Take a video with speech, transcribe the audio using AI, and overlay synchronized subtitles with word-by-word highlighting.

Full Example

from videopython.base import Video
from videopython.ai import AudioToText
from videopython.base.text import TranscriptionOverlay

def add_subtitles(input_path: str, output_path: str):
    # Load video
    video = Video.from_path(input_path)

    # Transcribe audio
    transcriber = AudioToText()
    transcription = transcriber.transcribe(video)

    # Apply subtitle overlay
    overlay = TranscriptionOverlay(
        font_size=48,
        font_color=(255, 255, 255),
        highlight_color=(255, 200, 0),
        position="bottom",
        margin=100,
    )
    video = overlay.apply(video, transcription)

    # Save with burned-in subtitles
    video.save(output_path)

add_subtitles("interview.mp4", "interview_subtitled.mp4")

Step-by-Step Breakdown

1. Transcribe Audio

transcriber = AudioToText()  # Local Whisper model
transcription = transcriber.transcribe(video)

The transcription includes word-level timestamps:

# transcription structure:
# [
#     {"word": "Hello", "start": 0.0, "end": 0.5},
#     {"word": "world", "start": 0.6, "end": 1.0},
#     ...
# ]

Model options:

tiny, base, small, medium, large, turbo
Enable diarization with AudioToText(enable_diarization=True) when needed.

2. Configure Subtitle Style

overlay = TranscriptionOverlay(
    font_size=48,                    # Text size in pixels
    font_color=(255, 255, 255),      # White text (RGB)
    highlight_color=(255, 200, 0),   # Yellow highlight for current word
    position="bottom",               # "top", "center", or "bottom"
    margin=100,                      # Distance from edge in pixels
)

3. Apply Overlay

video = overlay.apply(video, transcription)

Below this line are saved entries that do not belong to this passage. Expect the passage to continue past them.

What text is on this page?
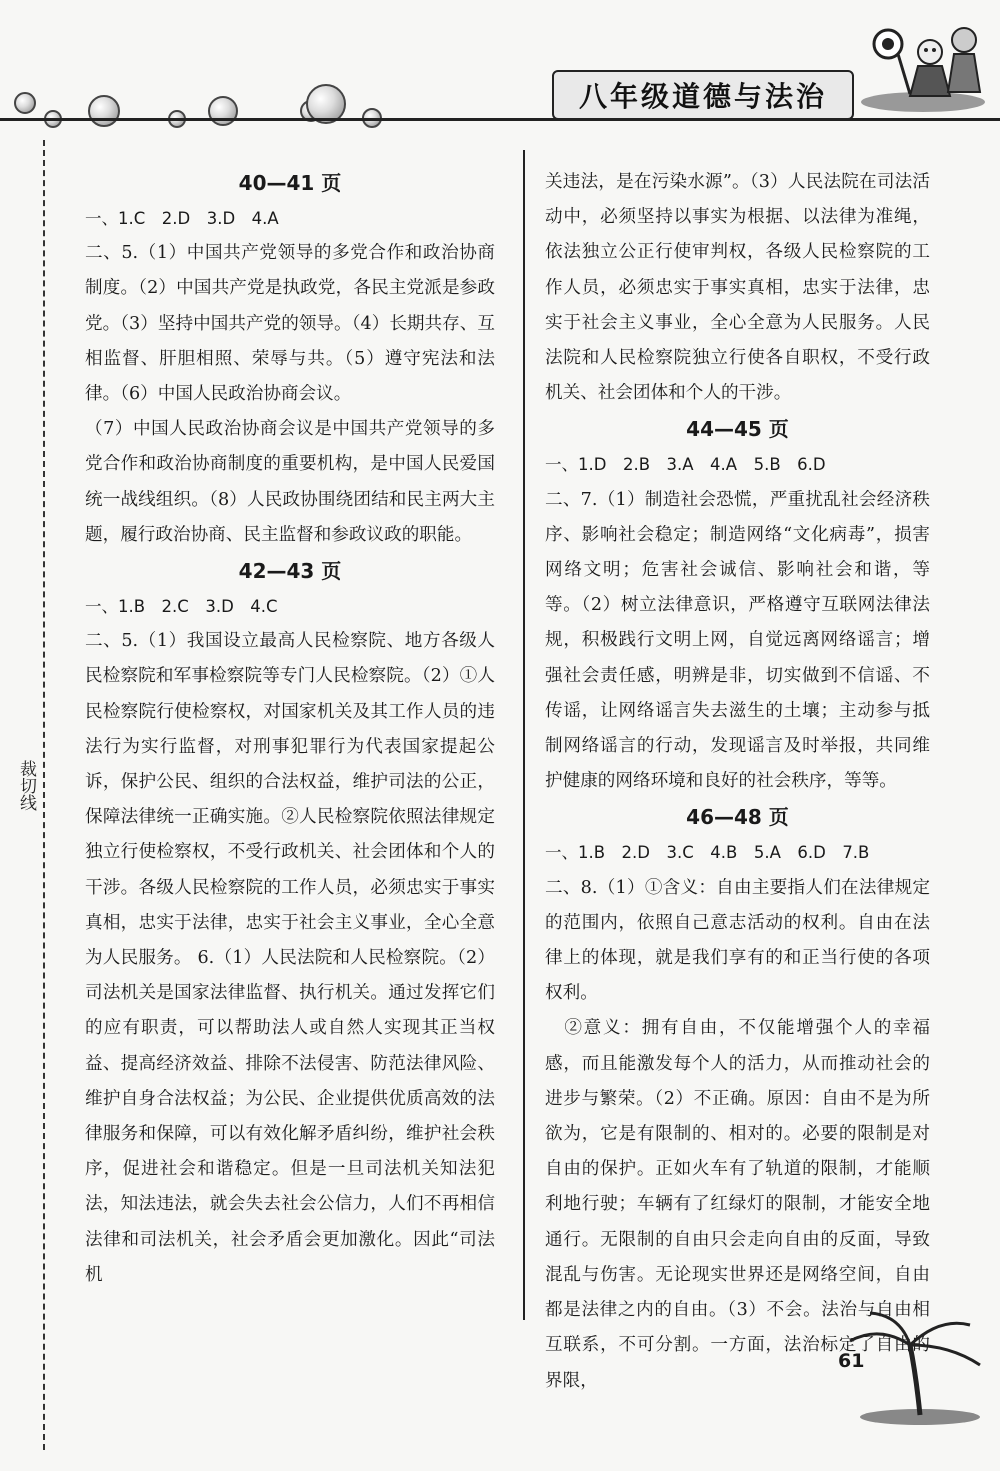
八年级道德与法治
裁切线
40—41 页

一、1.C　2.D　3.D　4.A

二、5.（1）中国共产党领导的多党合作和政治协商制度。（2）中国共产党是执政党，各民主党派是参政党。（3）坚持中国共产党的领导。（4）长期共存、互相监督、肝胆相照、荣辱与共。（5）遵守宪法和法律。（6）中国人民政治协商会议。

（7）中国人民政治协商会议是中国共产党领导的多党合作和政治协商制度的重要机构，是中国人民爱国统一战线组织。（8）人民政协围绕团结和民主两大主题，履行政治协商、民主监督和参政议政的职能。

42—43 页

一、1.B　2.C　3.D　4.C

二、5.（1）我国设立最高人民检察院、地方各级人民检察院和军事检察院等专门人民检察院。（2）①人民检察院行使检察权，对国家机关及其工作人员的违法行为实行监督，对刑事犯罪行为代表国家提起公诉，保护公民、组织的合法权益，维护司法的公正，保障法律统一正确实施。②人民检察院依照法律规定独立行使检察权，不受行政机关、社会团体和个人的干涉。各级人民检察院的工作人员，必须忠实于事实真相，忠实于法律，忠实于社会主义事业，全心全意为人民服务。 6.（1）人民法院和人民检察院。（2）司法机关是国家法律监督、执行机关。通过发挥它们的应有职责，可以帮助法人或自然人实现其正当权益、提高经济效益、排除不法侵害、防范法律风险、维护自身合法权益；为公民、企业提供优质高效的法律服务和保障，可以有效化解矛盾纠纷，维护社会秩序，促进社会和谐稳定。但是一旦司法机关知法犯法，知法违法，就会失去社会公信力，人们不再相信法律和司法机关，社会矛盾会更加激化。因此“司法机

关违法，是在污染水源”。（3）人民法院在司法活动中，必须坚持以事实为根据、以法律为准绳，依法独立公正行使审判权，各级人民检察院的工作人员，必须忠实于事实真相，忠实于法律，忠实于社会主义事业，全心全意为人民服务。人民法院和人民检察院独立行使各自职权，不受行政机关、社会团体和个人的干涉。

44—45 页

一、1.D　2.B　3.A　4.A　5.B　6.D

二、7.（1）制造社会恐慌，严重扰乱社会经济秩序、影响社会稳定；制造网络“文化病毒”，损害网络文明；危害社会诚信、影响社会和谐，等等。（2）树立法律意识，严格遵守互联网法律法规，积极践行文明上网，自觉远离网络谣言；增强社会责任感，明辨是非，切实做到不信谣、不传谣，让网络谣言失去滋生的土壤；主动参与抵制网络谣言的行动，发现谣言及时举报，共同维护健康的网络环境和良好的社会秩序，等等。

46—48 页

一、1.B　2.D　3.C　4.B　5.A　6.D　7.B

二、8.（1）①含义：自由主要指人们在法律规定的范围内，依照自己意志活动的权利。自由在法律上的体现，就是我们享有的和正当行使的各项权利。

　②意义：拥有自由，不仅能增强个人的幸福感，而且能激发每个人的活力，从而推动社会的进步与繁荣。（2）不正确。原因：自由不是为所欲为，它是有限制的、相对的。必要的限制是对自由的保护。正如火车有了轨道的限制，才能顺利地行驶；车辆有了红绿灯的限制，才能安全地通行。无限制的自由只会走向自由的反面，导致混乱与伤害。无论现实世界还是网络空间，自由都是法律之内的自由。（3）不会。法治与自由相互联系，不可分割。一方面，法治标定了自由的界限，

61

The overlay renders each word at its exact timestamp, highlighting the current word being spoken.

Customization

Styling Options

# Minimal white subtitles
overlay = TranscriptionOverlay(
    font_size=36,
    font_color=(255, 255, 255),
    highlight_color=(255, 255, 255),  # No highlight distinction
    position="bottom",
    margin=80,
)

# Bold yellow subtitles with red highlight
overlay = TranscriptionOverlay(
    font_size=64,
    font_color=(255, 255, 0),
    highlight_color=(255, 50, 50),
    position="center",
    margin=0,
)

Processing Long Videos

For long videos, transcription can take time. Consider processing in segments:

from videopython.base import Video

# Process first 5 minutes
video = Video.from_path("long_video.mp4", start_second=0, end_second=300)

Tips

Font Size: Use 36-48px for 1080p, 48-64px for 4K. Larger is better for mobile viewing.
Contrast: White text with a subtle shadow or outline works on most backgrounds.
Position: "bottom" is standard, but "center" works well for short-form vertical videos.
Languages: Whisper supports 90+ languages. The API auto-detects language by default.